Bill Pappas, Executive Vice President and Head of Global Technology and Operations, MetLife.
A company rolls out a powerful new set of AI tools. The pilot results are promising. Leaders invest in training, communications and change management. Then, reality sets in. Many employees simply don’t use the tools.
This pattern is showing up across industries. According to a July 2024 McKinsey survey, 78% of respondents reported that their companies used AI for at least one business function. However, a January 2026 Deloitte report noted that only 34% of surveyed enterprises had achieved meaningful, enterprise-wide transformation. The reality is the gap is about adoption, and it’s where the “last mile” of AI transformation either gets crossed or quietly stalls.
The last mile shows up when AI is technically deployed but not yet embedded into the way work actually gets done and baked into routines, decisions and team norms. Closing the gap is a leadership challenge that requires building confidence, setting expectations and reshaping habits so that AI becomes a trusted partner in daily work, not a tool that sits on the sidelines.
When Tools Arrive But Adoption Doesn’t
By the end of 2026, Gartner, Inc. predicts trillions of dollars will be invested in AI, including software, infrastructure, deployment and workforce upskilling. Yet in many organizations, the day after the rollout looks a lot like the day before. The tools are available, but the work hasn’t changed.
One reason is simple: People are opting out.
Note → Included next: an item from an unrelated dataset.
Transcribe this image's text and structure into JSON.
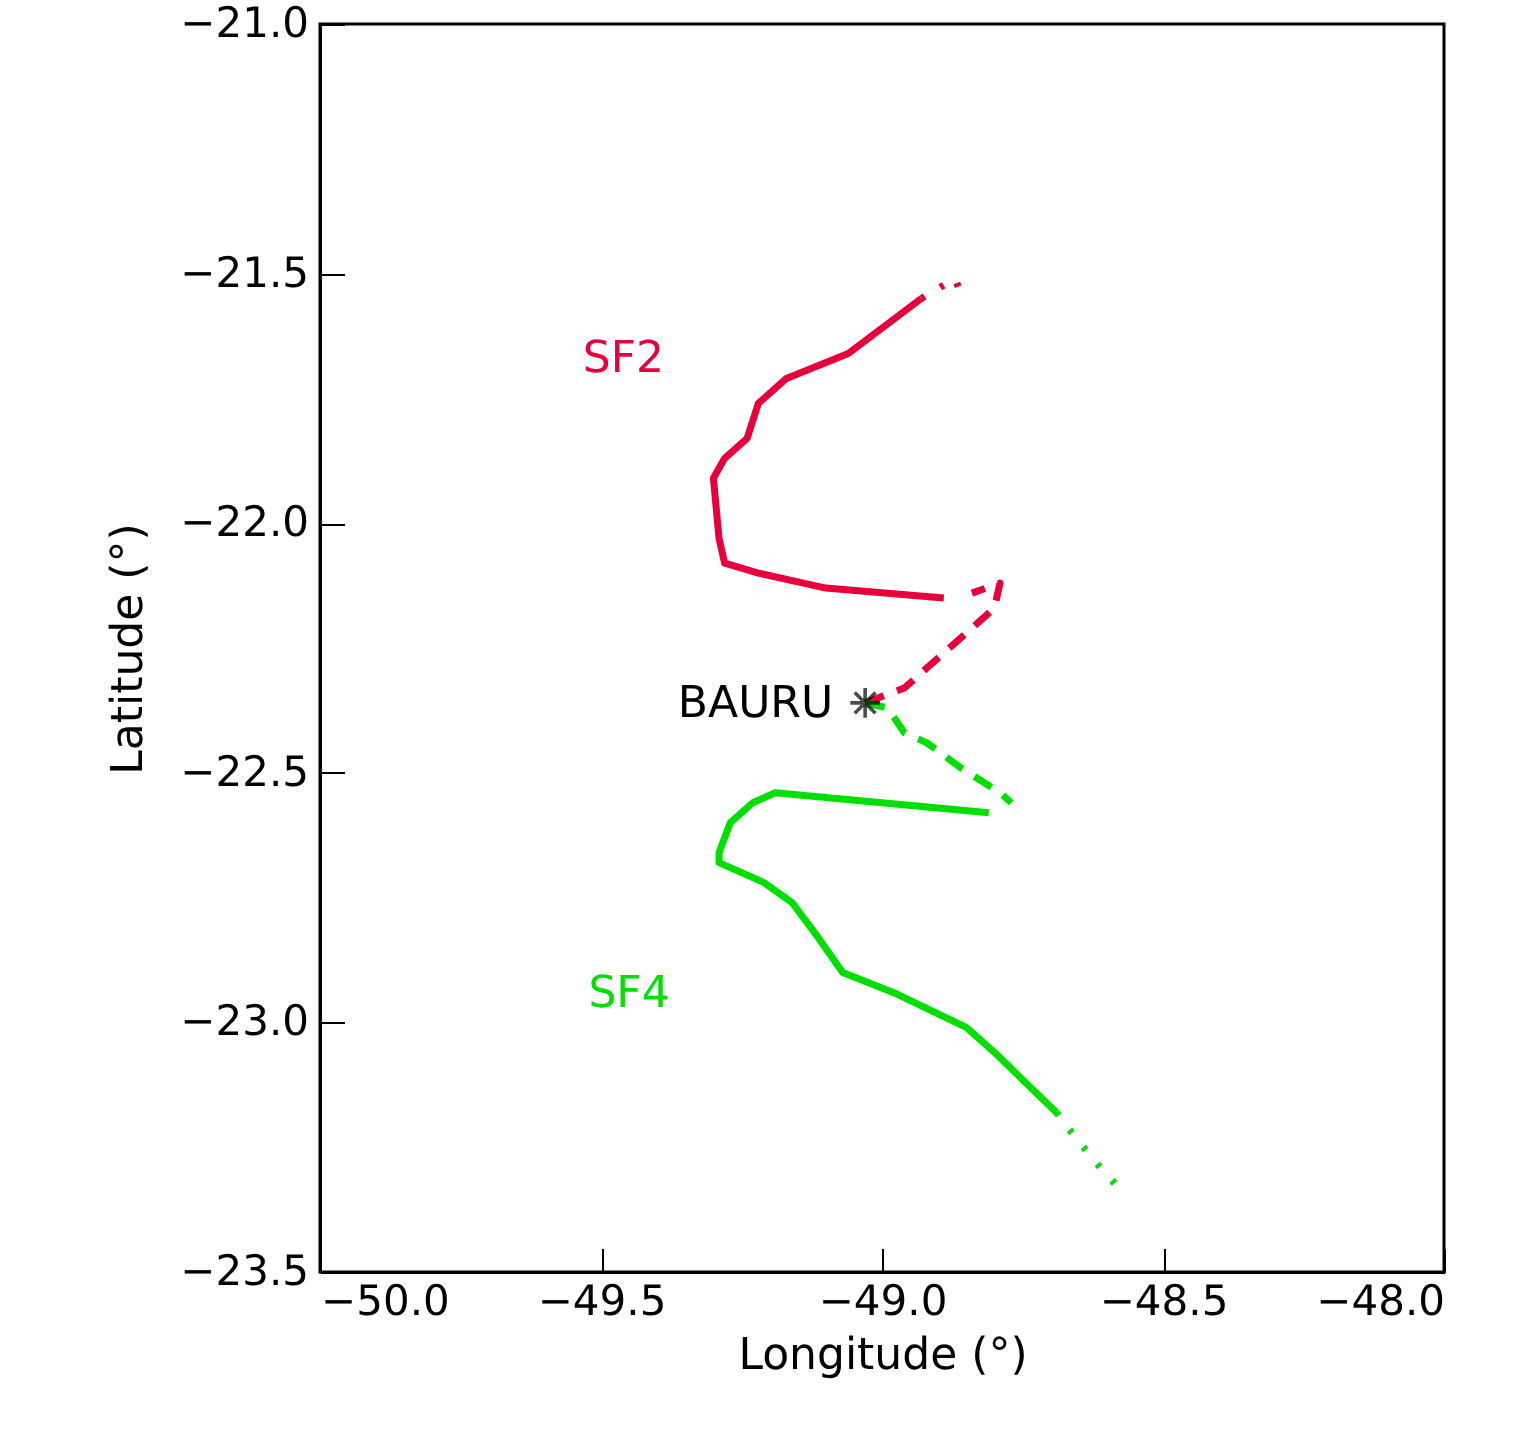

A WalkMe study of 3,750 executives and employees (via Fortune) found that nearly eight in 10 workers (registration required) are ignoring or avoiding the AI tools their companies provide. For leaders, that’s the real bottleneck. Transformation only happens when employees trust AI enough to actually use it.
The Trust Barrier Behind The Behavior
When employees avoid AI, it’s easy to assume they need more training. Often, what they need first is reassurance. The decision to use AI has become personal. It’s shaped by questions of competence, autonomy and job security.
MetLife’s 24th Annual U.S. “Employee Benefit Trends Study” (EBTS) helps quantify what many leaders are hearing anecdotally. We found that 61% of responding employees are concerned about the ethical and safety risks associated with AI, including bias, misinformation and lack of accountability. Additionally, 59% fear AI will make jobs or skills obsolete faster than opportunities will emerge, and 24% feel like they need to compete with AI at work.
These concerns aren’t “resistance to change” in the abstract. They’re a rational response to a technology that can feel opaque and, at times, threatening. That’s why many well-intended AI programs stall: Organizations focus on tools, access, governance structures and enablement but miss a more foundational requirement. Employees need to believe AI is a force multiplier for their role, not a substitute for it. Trust is what ultimately connects deployment and day-to-day adoption.
A Leadership Playbook: The Five Rs
We’ve seen that closing the last mile requires leaders to be explicit about what AI means for people. The following five commitments (the “five Rs”) are a practical way to build confidence and move from pilots to scaled adoption.
1. Reassure employees that AI’s purpose is to augment their work, not augment them out of a job. This reassurance requires more than just an announcement at an all-hands meeting. It requires consistency, specificity and proof over time.
2. Reinforce the fact that AI isn’t for everything. It needs to be used purposefully, helping minimize the time it takes to complete mundane tasks so time and energy can be reallocated to higher-judgment work, relationship building and complex problem-solving. This will also help employees realize that leadership values their skills and isn’t replacing them.
3. Reward experimentation. Make a point to publicly and positively recognize the teams that try, iterate and share their learnings. Adoption accelerates when it’s modeled and celebrated, not just expected.
4. Regulate the use of AI with clear guardrails that address employees’ concerns. AI use needs human oversight, bias mitigation and ethical accountability, and employees need to see that this is being made a priority in practice, not just policy.
5. Respond and adapt. Be intentional about collecting feedback to understand employees’ needs and tailor support to address those needs. A workforce that feels heard is far more likely to engage.
Together, these five commitments can shift the conversation from deployment to genuine adoption and from compliance to confidence.
From Access To Adoption
For the past few years, conversations around AI adoption have centered around access to tools, assuming technology alone would drive transformation. However, even the most advanced systems will stay trapped in the pilot stage unless employees are willing to use them. Humans are hardwired to resist change, so implementing new technologies is often met with skepticism or pushback.
To respond to this resistance, leaders must actively reassure, reinforce, reward, regulate and respond—empowering employees and giving them the confidence they need to fully embrace AI and translate capability into real business impact.